I also cherish the memories of the holiday traditions that were established early by my parents in an effort to bring normalcy to our lives. We would all pack into the Ford Falcon and head to Jordan Marsh department store downtown (where the OMNI eventually would be built) to see the beautiful animated Christmas displays and head upstairs to the toy department where we would get our traditional picture with Santa.
The holiday tradition would culminate with the New Year’s Eve parade down Flagler. Sometime around noon we would set up the fold-out chairs in the parking lot across from Walgreens and, with sandwiches and hot cocoa, we would see the likes of Paul Anka, Bobby Darrin, the stars of TV shows such as “Flipper” and the terrific high school bands. Everything in the “Magic City” was bright and shiny.

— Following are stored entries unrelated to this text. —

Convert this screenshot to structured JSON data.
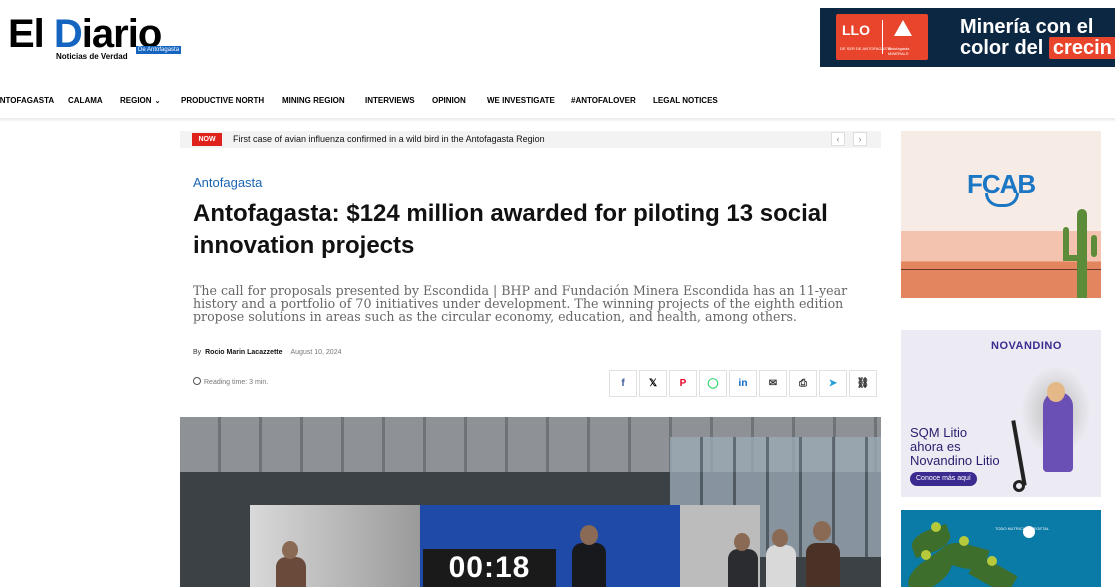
{
  "header": {
    "logo": {
      "word_el": "El ",
      "word_d": "D",
      "word_rest": "iario",
      "badge": "De Antofagasta",
      "tagline": "Noticias de Verdad"
    },
    "top_ad": {
      "badge_title": "LLO",
      "badge_left": "DE SER DE ANTOFAGASTA",
      "badge_right": "Antofagasta MINERALS",
      "line1": "Minería con el",
      "line2_lead": "color del",
      "line2_highlight": "crecin"
    }
  },
  "nav": {
    "items": [
      "ANTOFAGASTA",
      "CALAMA",
      "REGION",
      "PRODUCTIVE NORTH",
      "MINING REGION",
      "INTERVIEWS",
      "OPINION",
      "WE INVESTIGATE",
      "#ANTOFALOVER",
      "LEGAL NOTICES"
    ],
    "region_chevron": "⌄"
  },
  "ticker": {
    "badge": "NOW",
    "headline": "First case of avian influenza confirmed in a wild bird in the Antofagasta Region",
    "prev": "‹",
    "next": "›"
  },
  "article": {
    "category": "Antofagasta",
    "title": "Antofagasta: $124 million awarded for piloting 13 social innovation projects",
    "excerpt": "The call for proposals presented by Escondida | BHP and Fundación Minera Escondida has an 11-year history and a portfolio of 70 initiatives under development. The winning projects of the eighth edition propose solutions in areas such as the circular economy, education, and health, among others.",
    "by": "By",
    "author": "Rocio Marin Lacazzette",
    "date": "August 10, 2024",
    "reading_time": "Reading time: 3 min."
  },
  "share": {
    "facebook": "f",
    "x": "𝕏",
    "pinterest": "P",
    "whatsapp": "◯",
    "linkedin": "in",
    "email": "✉",
    "print": "⎙",
    "telegram": "➤",
    "copy": "⛓"
  },
  "hero": {
    "countdown": "00:18"
  },
  "sidebar": {
    "ad1": {
      "brand": "FCAB"
    },
    "ad2": {
      "brand": "NOVANDINO",
      "copy_line1": "SQM Litio",
      "copy_line2": "ahora es",
      "copy_line3": "Novandino Litio",
      "cta": "Conoce más aquí"
    },
    "ad3": {
      "tag": "TODO NUTRICIÓN VEGETAL"
    }
  },
  "colors": {
    "accent": "#1a64b4",
    "now_badge": "#e0221c",
    "ad_orange": "#e8452c"
  }
}
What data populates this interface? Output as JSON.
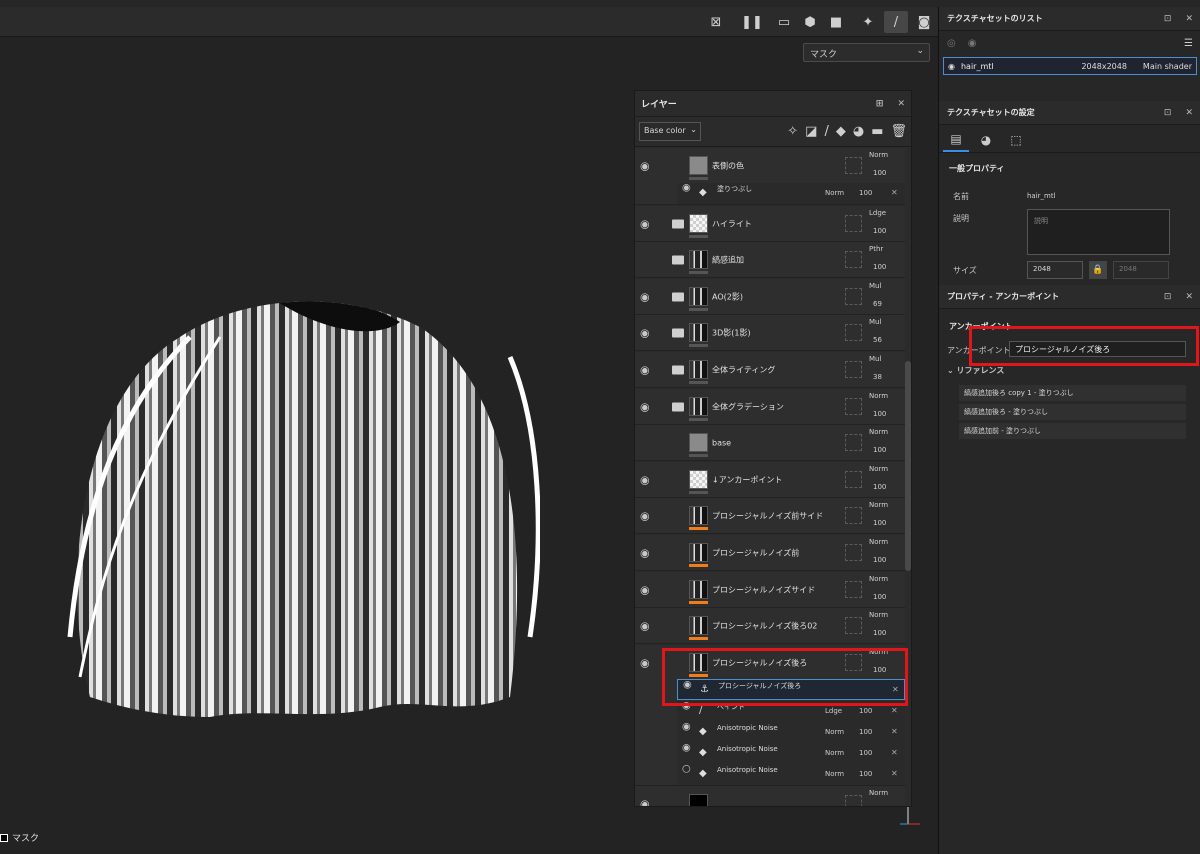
{
  "viewport": {
    "mask_dropdown": "マスク",
    "footer_label": "マスク"
  },
  "layers_panel": {
    "title": "レイヤー",
    "channel": "Base color",
    "rows": [
      {
        "name": "表側の色",
        "blend": "Norm",
        "opacity": "100"
      },
      {
        "name": "ハイライト",
        "blend": "Ldge",
        "opacity": "100"
      },
      {
        "name": "縞感追加",
        "blend": "Pthr",
        "opacity": "100"
      },
      {
        "name": "AO(2影)",
        "blend": "Mul",
        "opacity": "69"
      },
      {
        "name": "3D影(1影)",
        "blend": "Mul",
        "opacity": "56"
      },
      {
        "name": "全体ライティング",
        "blend": "Mul",
        "opacity": "38"
      },
      {
        "name": "全体グラデーション",
        "blend": "Norm",
        "opacity": "100"
      },
      {
        "name": "base",
        "blend": "Norm",
        "opacity": "100"
      },
      {
        "name": "↓アンカーポイント",
        "blend": "Norm",
        "opacity": "100"
      },
      {
        "name": "プロシージャルノイズ前サイド",
        "blend": "Norm",
        "opacity": "100"
      },
      {
        "name": "プロシージャルノイズ前",
        "blend": "Norm",
        "opacity": "100"
      },
      {
        "name": "プロシージャルノイズサイド",
        "blend": "Norm",
        "opacity": "100"
      },
      {
        "name": "プロシージャルノイズ後ろ02",
        "blend": "Norm",
        "opacity": "100"
      },
      {
        "name": "プロシージャルノイズ後ろ",
        "blend": "Norm",
        "opacity": "100"
      },
      {
        "name": "",
        "blend": "Norm",
        "opacity": "100"
      }
    ],
    "sub_fill": {
      "name": "塗りつぶし",
      "blend": "Norm",
      "opacity": "100"
    },
    "sub_anchor": {
      "name": "プロシージャルノイズ後ろ"
    },
    "sub_effects": [
      {
        "name": "ペイント",
        "blend": "Ldge",
        "opacity": "100"
      },
      {
        "name": "Anisotropic Noise",
        "blend": "Norm",
        "opacity": "100"
      },
      {
        "name": "Anisotropic Noise",
        "blend": "Norm",
        "opacity": "100"
      },
      {
        "name": "Anisotropic Noise",
        "blend": "Norm",
        "opacity": "100"
      }
    ]
  },
  "texture_set_list": {
    "title": "テクスチャセットのリスト",
    "item_name": "hair_mtl",
    "item_size": "2048x2048",
    "item_shader": "Main shader"
  },
  "texture_set_settings": {
    "title": "テクスチャセットの設定",
    "section": "一般プロパティ",
    "name_label": "名前",
    "name_value": "hair_mtl",
    "desc_label": "説明",
    "desc_placeholder": "説明",
    "size_label": "サイズ",
    "size_value": "2048",
    "size_value2": "2048"
  },
  "anchor_panel": {
    "title": "プロパティ - アンカーポイント",
    "section": "アンカーポイント",
    "name_label": "アンカーポイント名",
    "name_value": "プロシージャルノイズ後ろ",
    "ref_title": "リファレンス",
    "refs": [
      "縞感追加後ろ copy 1 - 塗りつぶし",
      "縞感追加後ろ - 塗りつぶし",
      "縞感追加前 - 塗りつぶし"
    ]
  }
}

Spring of 1964 would bring The Beatles to Miami Beach, the Mustang, and Coral Park High School to Westchester. “Wow, Mom, that’s where the big kids go,” I said, but all these things were in the future.
Spring also brought the celebration of Easter. Services at noon would be in Spanish at St. Brendan’s on 87th Avenue, with me in my two-piece pink outfit and straw hat from the Zayre department store, also on 87th. Lunch would follow at the Pizza drive-in on Bird and 87th followed by a jelly-bean-decorated coconut cake from Publix on Coral Way.
I did not go to Coral Park High after all. I graduated from Southwest High off of 87th Avenue and 47th Street in 1973, and by the time of my ten-year-reunion, both my parents had died of cancer at the age of 47, and I was divorcing. I had nothing to share.
The OMNI by then had replaced the magical windows of Jordan Marsh. As luck would have it, while getting certified in teaching, my internship landed me back at Everglades Elementary, in the exact second grade with the same teacher who had held me back as a seven year old because I did not understand the language.
I eventually did end up at Coral Park, but as a teacher and, amazingly, the little seven year old who had been held back was now honored by her peers and elected 1999 Teacher of the Year.
The “Magic City” will never recapture the luster of the sixties through the eyes of a seven year old. I miss the blimp on Watson Island, the train rides at McArthur Dairy on Mother’s Day, flying kites on Father’s Day at Robert King High, the colorful Christmas windows at Jordan March, and most of all neighbors like Mrs. Meyers.